Tuesday, November 15, 2016

Black and silver

No news is good news. No, really: all news is bad news, isn't it? Especially this year. It's got so that opening the paper or sitting down to the evening TV bulletin is an exercise in self-punishment. Feeling cheerful? Here, look at this, and watch all the colour drain from your world. Which all makes the idea behind this blog (see upper right) something of a curse: when somewhere pops up for me to make a connection with, it seems it'll damn near always be because of a disaster of some sort. I could almost feel like a sort of Typhoid Mary, if it weren't for the fact that awful things also happen on a regular basis in places with which I haven't even the most tenuous connection.

So, anyway. The latest place to (reluctantly) feature in this increasingly intermittent blog is Kaikoura, currently all over the news here (and even overseas, briefly) because of the 7.5 earthquake that occurred near there just after midnight yesterday. It's a town on the east coast of the South Island, perched between the mountains and the sea, famous for whales and crayfish, and a reliably rewarding stop on the tourist trail. That's why I was there in February, escorting English visitors around the country, though of course I'd been there often before, most recently to do a Mazda 3 review for the company's Zoom-Zoom magazine (which I wrote with such convincing enthusiasm that I subsequently bought one of the cars myself).
On that trip the photographer (Dean MacKenzie - pic above) and I stayed at Hapuku Lodge, a high-end hotel which features five 'tree houses': lovely wood, glass and metal suites perched on 6m high stilts above a stand of manuka trees, with views of both sea and snow-capped mountains, and sumptuously cosy on a chilly spring night, each with a log-burner glowing by the window. Stilts, though? Not such a good partner for a 7.5 [later upgraded to 7.8] that lasted two minutes, I'm thinking. I wonder how that went?
Anyway, the February trip being self-funding, we stayed in a very ordinary motel just outside the town. That was where, being stuck with boring people who don't understand how things are meant to work, I ate my share of our obligatory freshly-cooked crayfish from Nin's Bin. What we should have done was to sit by that classic caravan (pre-dating the food truck phenomenon by many, many years) just metres from the sea, with gulls swooping overhead, the deep blue sea breaking white on the black rocks, and the air clean and clear all the way to Antarctica. That's how you eat crayfish in Kaikoura.

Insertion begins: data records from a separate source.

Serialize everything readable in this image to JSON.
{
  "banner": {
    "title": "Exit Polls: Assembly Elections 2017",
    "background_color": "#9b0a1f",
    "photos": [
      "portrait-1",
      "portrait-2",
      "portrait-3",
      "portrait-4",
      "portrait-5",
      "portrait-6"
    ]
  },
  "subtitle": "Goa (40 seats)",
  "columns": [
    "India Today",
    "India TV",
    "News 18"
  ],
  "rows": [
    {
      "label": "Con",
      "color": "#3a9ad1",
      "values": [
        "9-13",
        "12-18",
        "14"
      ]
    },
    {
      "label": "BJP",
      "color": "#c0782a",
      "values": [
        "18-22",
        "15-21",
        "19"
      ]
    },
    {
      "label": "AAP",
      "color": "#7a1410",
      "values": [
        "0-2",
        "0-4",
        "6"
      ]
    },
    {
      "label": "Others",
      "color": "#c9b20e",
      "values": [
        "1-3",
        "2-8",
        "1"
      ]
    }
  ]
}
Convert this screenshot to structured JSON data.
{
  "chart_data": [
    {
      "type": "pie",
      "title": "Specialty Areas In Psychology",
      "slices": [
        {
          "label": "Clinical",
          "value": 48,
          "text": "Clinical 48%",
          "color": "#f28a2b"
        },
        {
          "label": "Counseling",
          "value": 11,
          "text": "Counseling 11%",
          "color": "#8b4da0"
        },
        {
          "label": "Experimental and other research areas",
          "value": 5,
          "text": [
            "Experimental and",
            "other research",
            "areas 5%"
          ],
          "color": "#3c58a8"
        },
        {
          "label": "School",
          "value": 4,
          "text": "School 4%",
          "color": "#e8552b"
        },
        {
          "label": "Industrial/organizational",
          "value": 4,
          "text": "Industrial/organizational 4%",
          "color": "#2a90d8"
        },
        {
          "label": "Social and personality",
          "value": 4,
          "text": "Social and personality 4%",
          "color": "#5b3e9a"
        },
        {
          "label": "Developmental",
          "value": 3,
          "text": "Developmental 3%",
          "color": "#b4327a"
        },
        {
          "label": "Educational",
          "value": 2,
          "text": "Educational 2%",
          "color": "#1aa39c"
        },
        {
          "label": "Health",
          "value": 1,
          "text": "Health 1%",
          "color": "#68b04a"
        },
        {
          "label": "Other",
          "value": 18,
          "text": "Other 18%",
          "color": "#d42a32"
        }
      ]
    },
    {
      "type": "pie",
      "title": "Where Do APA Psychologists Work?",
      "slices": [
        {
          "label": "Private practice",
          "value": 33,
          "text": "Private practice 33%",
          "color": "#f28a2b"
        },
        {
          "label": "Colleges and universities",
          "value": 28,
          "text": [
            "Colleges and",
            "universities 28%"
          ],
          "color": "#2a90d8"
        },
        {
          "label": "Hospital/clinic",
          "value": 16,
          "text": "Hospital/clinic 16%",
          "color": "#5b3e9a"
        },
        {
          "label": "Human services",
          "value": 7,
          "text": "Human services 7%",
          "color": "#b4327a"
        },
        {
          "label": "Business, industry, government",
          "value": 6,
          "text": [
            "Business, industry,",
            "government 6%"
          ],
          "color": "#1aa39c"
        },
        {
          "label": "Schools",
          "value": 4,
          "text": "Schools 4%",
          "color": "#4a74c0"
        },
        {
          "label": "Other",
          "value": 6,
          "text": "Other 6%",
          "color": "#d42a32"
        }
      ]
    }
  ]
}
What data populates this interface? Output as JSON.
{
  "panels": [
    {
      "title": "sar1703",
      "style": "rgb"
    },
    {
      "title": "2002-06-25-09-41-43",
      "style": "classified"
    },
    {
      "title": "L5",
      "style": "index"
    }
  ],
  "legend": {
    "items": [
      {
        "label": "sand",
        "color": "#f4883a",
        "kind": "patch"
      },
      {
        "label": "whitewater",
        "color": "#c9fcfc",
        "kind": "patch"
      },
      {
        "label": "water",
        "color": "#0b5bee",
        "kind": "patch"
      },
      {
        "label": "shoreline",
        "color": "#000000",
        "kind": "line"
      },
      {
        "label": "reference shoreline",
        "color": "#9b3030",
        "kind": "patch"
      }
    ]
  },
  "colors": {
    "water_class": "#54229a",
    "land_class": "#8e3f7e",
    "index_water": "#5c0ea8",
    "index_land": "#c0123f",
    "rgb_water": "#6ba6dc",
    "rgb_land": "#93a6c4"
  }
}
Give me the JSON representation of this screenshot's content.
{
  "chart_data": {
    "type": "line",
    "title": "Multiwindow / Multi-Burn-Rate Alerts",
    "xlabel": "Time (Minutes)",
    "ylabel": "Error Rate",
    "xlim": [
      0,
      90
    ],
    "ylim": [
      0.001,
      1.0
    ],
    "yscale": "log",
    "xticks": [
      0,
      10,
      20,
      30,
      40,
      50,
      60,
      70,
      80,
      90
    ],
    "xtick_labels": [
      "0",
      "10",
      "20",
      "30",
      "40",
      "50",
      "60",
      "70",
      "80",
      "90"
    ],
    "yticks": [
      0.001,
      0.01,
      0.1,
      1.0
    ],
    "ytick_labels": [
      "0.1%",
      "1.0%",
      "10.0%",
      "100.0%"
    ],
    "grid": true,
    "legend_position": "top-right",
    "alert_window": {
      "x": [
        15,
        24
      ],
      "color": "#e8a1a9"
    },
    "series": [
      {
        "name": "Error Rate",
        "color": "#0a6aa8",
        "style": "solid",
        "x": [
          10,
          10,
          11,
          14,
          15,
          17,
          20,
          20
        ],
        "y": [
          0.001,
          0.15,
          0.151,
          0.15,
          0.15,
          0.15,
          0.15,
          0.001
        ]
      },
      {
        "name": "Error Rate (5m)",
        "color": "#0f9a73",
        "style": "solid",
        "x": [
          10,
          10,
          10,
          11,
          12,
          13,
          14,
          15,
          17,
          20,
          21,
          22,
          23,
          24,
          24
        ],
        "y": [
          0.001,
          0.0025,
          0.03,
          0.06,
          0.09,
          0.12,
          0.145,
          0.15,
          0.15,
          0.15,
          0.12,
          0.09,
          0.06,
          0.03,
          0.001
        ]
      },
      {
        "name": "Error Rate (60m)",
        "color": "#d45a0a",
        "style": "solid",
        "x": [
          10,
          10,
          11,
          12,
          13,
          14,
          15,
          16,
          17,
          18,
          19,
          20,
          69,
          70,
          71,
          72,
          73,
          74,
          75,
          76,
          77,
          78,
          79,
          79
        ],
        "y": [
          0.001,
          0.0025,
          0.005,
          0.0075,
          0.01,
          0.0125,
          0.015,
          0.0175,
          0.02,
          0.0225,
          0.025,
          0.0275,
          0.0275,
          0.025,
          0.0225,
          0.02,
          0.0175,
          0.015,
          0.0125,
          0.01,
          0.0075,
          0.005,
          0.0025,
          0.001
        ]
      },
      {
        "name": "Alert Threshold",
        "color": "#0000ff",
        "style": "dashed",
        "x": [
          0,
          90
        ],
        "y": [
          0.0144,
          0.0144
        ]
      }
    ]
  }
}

The tsunami threat didn't eventuate, thankfully, but Nin's Bin is probably now somewhat further from the sea than it was, since the sea-bed seems to have lifted up, to the inevitable doom of many fish caught caught by surprise and left flapping in the sunshine. They're not the only creatures to have been stranded: currently, I'm waiting to hear the end of the story of the three Hereford cattle left stuck on a tiny island of paddock high above what's left of the rest of their pasture, cracked and sunken metres below. [UPDATED pic below]
The most astonishing sights, though, are of the road and railway tracks, which squeeze along the edge of the coast, sometimes having to burrow through cliffs, both north and south of the town. Huge landslips have left tonnes of debris over this route - State Highway 1, people - that are going to take months to clear, if they can be cleared at all. They might have to look for an alternative route, though that won't be an easy job either. The Kaikouras are a proper mountain range. [RNZ pic]
Meantime, poor old Kaikoura, once its current bunch of tourists is removed, by helicopter or HMNZS Canterbury, will be left isolated with pretty much no income: the whale- and dolphin-watching businesses, the Segway tour, the restaurants, the souvenir shops, Hapuku Lodge and its inferiors, and all the people who work there, will have no money coming in. Dark days for the people. For the seals, whales and dolphins, though? Maybe the silver lining...

2 comments:

the queen said...

Ferries for the cars? Has anyone attached the cows to a helicopter?

Pamela Wade said...

The farmer dug a ramp and they're now back in a flat paddock enjoying the grass.
There are a lot of helicopters buzzing about, though - shortly to include several off the USS Samson which has been allowed to visit (we're rabidly anti-nuclear here) for the Navy's birthday.